Ansprachen

      

75. Ansprache zur Gelübdeerneuerung am Fest Mariä Opferung, den 21.11.1900

„Ecce mysterium dico vobis“, ich will euch ein Geheimnis verkünden, meine lieben Freunde… Wie das denn? Indem ich eure Aufmerksamkeit auf eine innere Einstellung, auf eine Seinsweise hinlenke, die im heutigen Christentum kaum noch lebendig ist, die aber gleichwohl das Fundament des christlichen Lebens bilden müsste, besonders des Ordensstandes: ich meine das Leid, oder besser: das Opfer.

Der Erlöser kam auf unsere Erde, um uns zu erlösen. Er nahm Fleisch an und wurde ein Mensch, uns gleich. Er hat gearbeitet, gelitten und ist gestorben zu unserer Erlösung.
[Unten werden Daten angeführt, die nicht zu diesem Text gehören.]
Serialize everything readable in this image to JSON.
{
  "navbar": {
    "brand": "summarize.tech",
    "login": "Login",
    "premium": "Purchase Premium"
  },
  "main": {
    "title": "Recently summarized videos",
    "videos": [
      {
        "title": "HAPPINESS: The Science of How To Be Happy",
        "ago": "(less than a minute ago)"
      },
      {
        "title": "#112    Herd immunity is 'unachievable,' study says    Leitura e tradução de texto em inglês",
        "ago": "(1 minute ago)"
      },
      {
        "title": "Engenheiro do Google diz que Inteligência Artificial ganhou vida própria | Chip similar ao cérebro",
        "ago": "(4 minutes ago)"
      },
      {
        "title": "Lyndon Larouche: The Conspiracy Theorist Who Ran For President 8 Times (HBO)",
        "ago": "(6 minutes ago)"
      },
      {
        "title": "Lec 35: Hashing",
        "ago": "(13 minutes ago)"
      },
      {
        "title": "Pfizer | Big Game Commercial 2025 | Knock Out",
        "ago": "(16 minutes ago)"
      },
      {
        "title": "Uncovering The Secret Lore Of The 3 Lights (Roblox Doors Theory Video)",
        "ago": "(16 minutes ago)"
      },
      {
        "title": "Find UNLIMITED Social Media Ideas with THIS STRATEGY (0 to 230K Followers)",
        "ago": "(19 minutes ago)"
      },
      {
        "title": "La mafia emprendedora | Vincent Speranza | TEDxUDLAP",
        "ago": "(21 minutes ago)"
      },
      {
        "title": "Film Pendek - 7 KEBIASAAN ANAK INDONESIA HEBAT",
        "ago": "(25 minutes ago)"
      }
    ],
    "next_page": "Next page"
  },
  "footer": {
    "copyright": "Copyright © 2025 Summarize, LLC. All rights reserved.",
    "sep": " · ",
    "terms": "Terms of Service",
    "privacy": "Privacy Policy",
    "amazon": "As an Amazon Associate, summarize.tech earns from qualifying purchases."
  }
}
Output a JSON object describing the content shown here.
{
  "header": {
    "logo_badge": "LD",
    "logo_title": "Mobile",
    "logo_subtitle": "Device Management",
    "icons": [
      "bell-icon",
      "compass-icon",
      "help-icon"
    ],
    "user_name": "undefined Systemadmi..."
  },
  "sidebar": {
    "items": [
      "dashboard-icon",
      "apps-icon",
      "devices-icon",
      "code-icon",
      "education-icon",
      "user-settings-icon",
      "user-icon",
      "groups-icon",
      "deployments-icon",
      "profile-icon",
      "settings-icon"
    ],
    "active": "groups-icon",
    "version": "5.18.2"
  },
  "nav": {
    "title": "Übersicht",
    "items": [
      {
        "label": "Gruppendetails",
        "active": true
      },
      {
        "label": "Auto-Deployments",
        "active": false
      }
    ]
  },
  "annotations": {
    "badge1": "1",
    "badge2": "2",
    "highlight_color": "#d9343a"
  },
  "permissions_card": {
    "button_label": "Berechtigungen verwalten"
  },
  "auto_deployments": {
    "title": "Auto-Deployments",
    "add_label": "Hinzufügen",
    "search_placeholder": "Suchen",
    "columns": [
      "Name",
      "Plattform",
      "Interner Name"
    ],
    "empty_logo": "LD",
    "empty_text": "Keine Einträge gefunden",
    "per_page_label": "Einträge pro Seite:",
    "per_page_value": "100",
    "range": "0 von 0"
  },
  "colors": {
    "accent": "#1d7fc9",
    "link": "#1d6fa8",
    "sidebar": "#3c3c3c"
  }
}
Dad christliche und das Ordensleben besteht nun gerade darin, unseren Herrn nachzuahmen in den Tugenden seines gewöhnlichen Lebens und in der Befolgungen der Ratschläge, die er uns gegeben hat.

Unser Herr gab uns Gebote und Räte, und er gab uns vortreffliche Beispiele. Mit all dem wollte er jenes geheimnisvolle Ding verbinden, das sich „Opfer“ nennt. Uns aber lädt er ein, zusammen mit ihm das Opfer darzubringen und in gewissem Sinn sein Opfer durch unseren Beitrag zu vervollständigen. Hat der hl. Paulus nicht gesagt: „Adimpleo ea quae desunt passionem Christi?“ (Anm.: „Ich ergänze, was am Leiden Christi noch abgeht?“).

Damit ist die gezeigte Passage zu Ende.